No dia em que as ações correspondentes a 4,14% do capital da EDP, vendidas na quinta-feira pela Parpública, foram admitidas em bolsa, António Mexia garantiu que nada vai mudar na elétrica.

«Nada muda, mas é importante que ao fim de 15 anos tenhamos a consciência que hoje a EDP passou a ser uma empresa 100% privada, com a saída do Estado», declarou o presidente da elétrica, na cerimónia de admissão das ações na NYSE Euronext Lisbon, adianta a Lusa.

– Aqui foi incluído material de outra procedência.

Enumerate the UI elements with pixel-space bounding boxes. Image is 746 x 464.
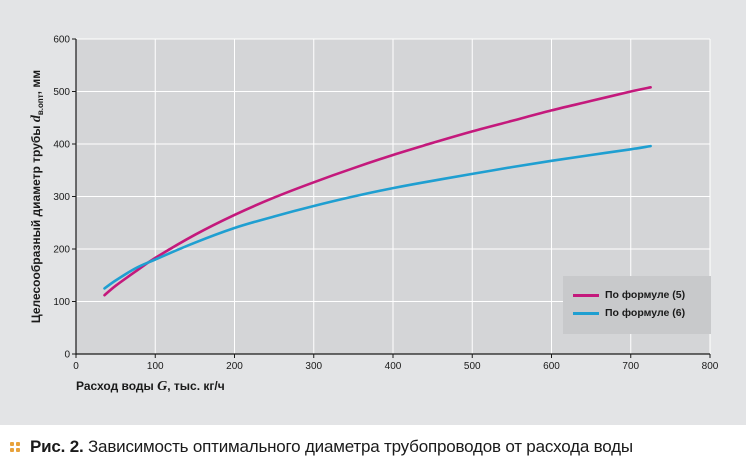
y-tick-label: 400 [53, 140, 70, 151]
y-tick-label: 500 [53, 87, 70, 98]
x-tick-label: 300 [305, 361, 322, 372]
series-lines [103, 86, 652, 297]
legend-swatch-formula-6 [573, 311, 599, 315]
caption-text: Зависимость оптимального диаметра трубоп… [83, 436, 633, 456]
figure-caption: Рис. 2. Зависимость оптимального диаметр… [0, 429, 746, 464]
x-tick-label: 700 [622, 361, 639, 372]
legend-item-formula-6: По формуле (6) [573, 307, 685, 319]
caption-dots-icon [10, 441, 20, 452]
y-tick-label: 200 [53, 245, 70, 256]
legend-label-formula-6: По формуле (6) [605, 307, 686, 319]
x-axis-label: Расход воды G, тыс. кг/ч [76, 379, 225, 394]
x-tick-label: 100 [147, 361, 164, 372]
caption-label: Рис. 2. [30, 436, 84, 456]
legend-label-formula-5: По формуле (5) [605, 289, 686, 301]
chart-svg: 0 100 200 300 400 500 600 700 800 0 100 200 300 400 5… [29, 35, 719, 395]
x-tick-labels: 0 100 200 300 400 500 600 700 800 [73, 354, 719, 372]
y-tick-labels: 0 100 200 300 400 500 600 [53, 35, 76, 361]
x-tick-label: 400 [385, 361, 402, 372]
x-tick-label: 0 [73, 361, 79, 372]
x-tick-label: 800 [702, 361, 719, 372]
x-tick-label: 500 [464, 361, 481, 372]
y-tick-label: 600 [53, 35, 70, 46]
y-axis-label: Целесообразный диаметр трубы dв.опт, мм [29, 70, 45, 323]
y-tick-label: 0 [64, 350, 70, 361]
series-line-formula-6 [103, 144, 652, 290]
legend-item-formula-5: По формуле (5) [573, 289, 685, 301]
x-tick-label: 600 [543, 361, 560, 372]
y-tick-label: 300 [53, 192, 70, 203]
x-tick-label: 200 [226, 361, 243, 372]
legend: По формуле (5) По формуле (6) [563, 276, 711, 334]
legend-swatch-formula-5 [573, 293, 599, 297]
y-tick-label: 100 [53, 297, 70, 308]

Em declarações aos jornalistas, António Mexia defendeu que «a operação foi um sucesso», uma vez que «a procura foi mais do dobro do que a oferta e o desconto foi inferior à média ibérica e também europeia».

A Parpública, empresa que gere as participações do Estado, vendeu na passada quinta-feira as últimas ações detidas na EDP, num total de 4,144% do capital social da elétrica, por 2,35 euros por ação, com um encaixe de 356 milhões de euros.

António Mexia desvalorizou o impacto da saída definitiva do Estado da elétrica, considerando que «era essencialmente um acionista financeiro», reafirmando que «nada muda» na elétrica.